Foto de capa: Inauguração da herma de Euclides da Cunha, no jardim da cidade, com a presença do prefeito Sady Vieira
Vieira é um sobrenome de origem portuguesa. Deriva do nome de um fruto do mar de carne bem branca e textura delicada, a “vieira”. Os primeiros registros do sobrenome de pessoas que nasceram nessa região remontam ao século 13. Os Vieiras eram uma família nobre em Portugal e tiveram grande influência na história do país. O sobrenome se espalhou por todo o mundo, especialmente durante a época das grandes navegações portuguesas. Hoje em dia, existem muitas personalidades famosas com o sobrenome Vieira, incluindo escritores, jornalistas, políticos e esportistas.

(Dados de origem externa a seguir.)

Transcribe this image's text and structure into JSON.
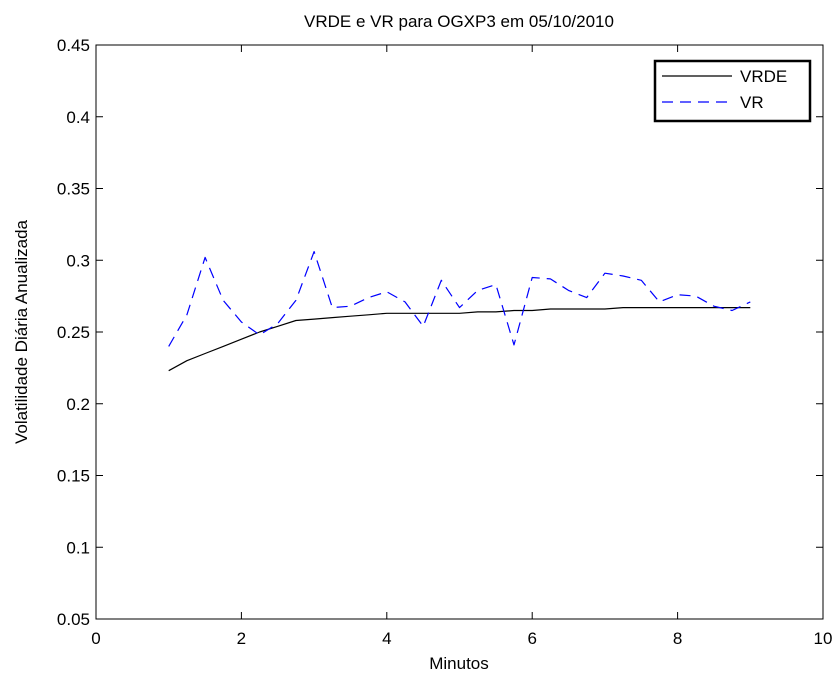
{
  "chart_data": {
    "type": "line",
    "title": "VRDE e VR para OGXP3 em 05/10/2010",
    "xlabel": "Minutos",
    "ylabel": "Volatilidade Diária Anualizada",
    "xlim": [
      0,
      10
    ],
    "ylim": [
      0.05,
      0.45
    ],
    "xticks": [
      0,
      2,
      4,
      6,
      8,
      10
    ],
    "xtick_labels": [
      "0",
      "2",
      "4",
      "6",
      "8",
      "10"
    ],
    "yticks": [
      0.05,
      0.1,
      0.15,
      0.2,
      0.25,
      0.3,
      0.35,
      0.4,
      0.45
    ],
    "ytick_labels": [
      "0.05",
      "0.1",
      "0.15",
      "0.2",
      "0.25",
      "0.3",
      "0.35",
      "0.4",
      "0.45"
    ],
    "grid": false,
    "legend_position": "top-right",
    "series": [
      {
        "name": "VRDE",
        "color": "#000000",
        "style": "solid",
        "x": [
          1,
          1.25,
          1.5,
          1.75,
          2,
          2.25,
          2.5,
          2.75,
          3,
          3.25,
          3.5,
          3.75,
          4,
          4.25,
          4.5,
          4.75,
          5,
          5.25,
          5.5,
          5.75,
          6,
          6.25,
          6.5,
          6.75,
          7,
          7.25,
          7.5,
          7.75,
          8,
          8.25,
          8.5,
          8.75,
          9
        ],
        "y": [
          0.223,
          0.23,
          0.235,
          0.24,
          0.245,
          0.25,
          0.254,
          0.258,
          0.259,
          0.26,
          0.261,
          0.262,
          0.263,
          0.263,
          0.263,
          0.263,
          0.263,
          0.264,
          0.264,
          0.265,
          0.265,
          0.266,
          0.266,
          0.266,
          0.266,
          0.267,
          0.267,
          0.267,
          0.267,
          0.267,
          0.267,
          0.267,
          0.267
        ]
      },
      {
        "name": "VR",
        "color": "#0000ff",
        "style": "dashed",
        "x": [
          1,
          1.25,
          1.5,
          1.75,
          2,
          2.25,
          2.5,
          2.75,
          3,
          3.25,
          3.5,
          3.75,
          4,
          4.25,
          4.5,
          4.75,
          5,
          5.25,
          5.5,
          5.75,
          6,
          6.25,
          6.5,
          6.75,
          7,
          7.25,
          7.5,
          7.75,
          8,
          8.25,
          8.5,
          8.75,
          9
        ],
        "y": [
          0.24,
          0.262,
          0.302,
          0.272,
          0.257,
          0.248,
          0.256,
          0.272,
          0.306,
          0.267,
          0.268,
          0.274,
          0.278,
          0.271,
          0.254,
          0.286,
          0.267,
          0.279,
          0.283,
          0.241,
          0.288,
          0.287,
          0.279,
          0.274,
          0.291,
          0.289,
          0.286,
          0.271,
          0.276,
          0.275,
          0.268,
          0.265,
          0.271
        ]
      }
    ]
  }
}
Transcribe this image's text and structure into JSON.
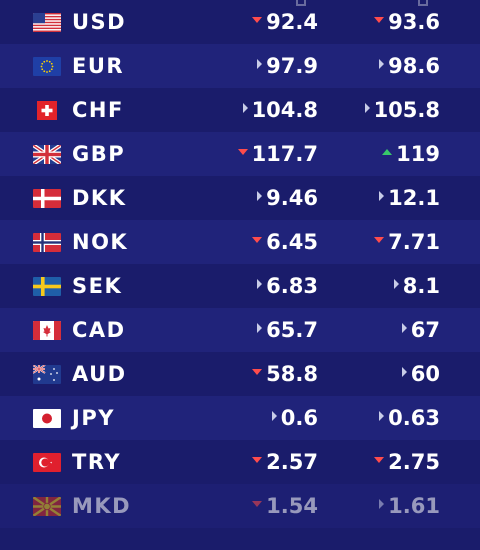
{
  "rates": [
    {
      "code": "USD",
      "flag": "us-flag-icon",
      "buy": "92.4",
      "buy_dir": "down",
      "sell": "93.6",
      "sell_dir": "down"
    },
    {
      "code": "EUR",
      "flag": "eu-flag-icon",
      "buy": "97.9",
      "buy_dir": "flat",
      "sell": "98.6",
      "sell_dir": "flat"
    },
    {
      "code": "CHF",
      "flag": "ch-flag-icon",
      "buy": "104.8",
      "buy_dir": "flat",
      "sell": "105.8",
      "sell_dir": "flat"
    },
    {
      "code": "GBP",
      "flag": "gb-flag-icon",
      "buy": "117.7",
      "buy_dir": "down",
      "sell": "119",
      "sell_dir": "up"
    },
    {
      "code": "DKK",
      "flag": "dk-flag-icon",
      "buy": "9.46",
      "buy_dir": "flat",
      "sell": "12.1",
      "sell_dir": "flat"
    },
    {
      "code": "NOK",
      "flag": "no-flag-icon",
      "buy": "6.45",
      "buy_dir": "down",
      "sell": "7.71",
      "sell_dir": "down"
    },
    {
      "code": "SEK",
      "flag": "se-flag-icon",
      "buy": "6.83",
      "buy_dir": "flat",
      "sell": "8.1",
      "sell_dir": "flat"
    },
    {
      "code": "CAD",
      "flag": "ca-flag-icon",
      "buy": "65.7",
      "buy_dir": "flat",
      "sell": "67",
      "sell_dir": "flat"
    },
    {
      "code": "AUD",
      "flag": "au-flag-icon",
      "buy": "58.8",
      "buy_dir": "down",
      "sell": "60",
      "sell_dir": "flat"
    },
    {
      "code": "JPY",
      "flag": "jp-flag-icon",
      "buy": "0.6",
      "buy_dir": "flat",
      "sell": "0.63",
      "sell_dir": "flat"
    },
    {
      "code": "TRY",
      "flag": "tr-flag-icon",
      "buy": "2.57",
      "buy_dir": "down",
      "sell": "2.75",
      "sell_dir": "down"
    },
    {
      "code": "MKD",
      "flag": "mk-flag-icon",
      "buy": "1.54",
      "buy_dir": "down",
      "sell": "1.61",
      "sell_dir": "flat"
    }
  ],
  "colors": {
    "background": "#1a1c6b",
    "row_alt": "#20237a",
    "down": "#ff4c4c",
    "up": "#38c96a",
    "flat": "#c8cce8"
  }
}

Sady Vieira, filho de João de Sá Vieira e de Elisa da Costa Vieira, nasceu em Cantagalo, em 1892. O sobrenome Costa é de origem portuguesa. Significa que a pessoa que recebeu esse sobrenome habitava o litoral português ou uma encosta. Surgiu como um nome geográfico para pessoas que viviam perto do mar.
Quando retornei a Cantagalo, ao final de 2020, fui morar na casa de Angela, na Vila Pitta. Subia e descia a rua Cel. Manoel Marcelino de Paula para ter acesso à vila onde residia. Antes da entrada para a minha nova residência, passava por uma vila, identificada por “Sady Vieira”. Que era? A primeira informação era de um jornalista que havia fundado, em 1866, o periódico CORREIO DE CANTAGALLO.
Sady Vieira iniciou os estudos no Colégio Nossa Senhora das Dores, das irmãs Bellieni, onde grande parte das crianças e adolescentes de Cantagalo estudaram. Mas sua família mudou-se para o Rio de Janeiro, onde prosseguiu os estudos. Optou pela advocacia. Fez o curso na tradicional Faculdade de Direito do Rio de Janeiro, uma das mais antigas no Brasil. Para pagar os estudos, trabalhou na imprensa do então Distrito Federal. Formado na área jurídica, deliberou voltar para Cantagalo, sua terra natal.
Era, acima de tudo, um homem apaixonado pela política e o jornalismo. Fundou, dirigiu e redigiu dois jornais em Cantagalo: o CORREIO DE CANTAGALLO, que circulava duas vezes por semana, e outro, literário e humorístico, com o misterioso nome de O GATO. Com essa iniciativa teve participação ativa nas homenagens prestadas ao escritor Euclides da Cunha, em 1919, quando se inaugurou a herma do autor do magistral OS SERTÕES, na praça XV de novembro, mais tarde João XXIII.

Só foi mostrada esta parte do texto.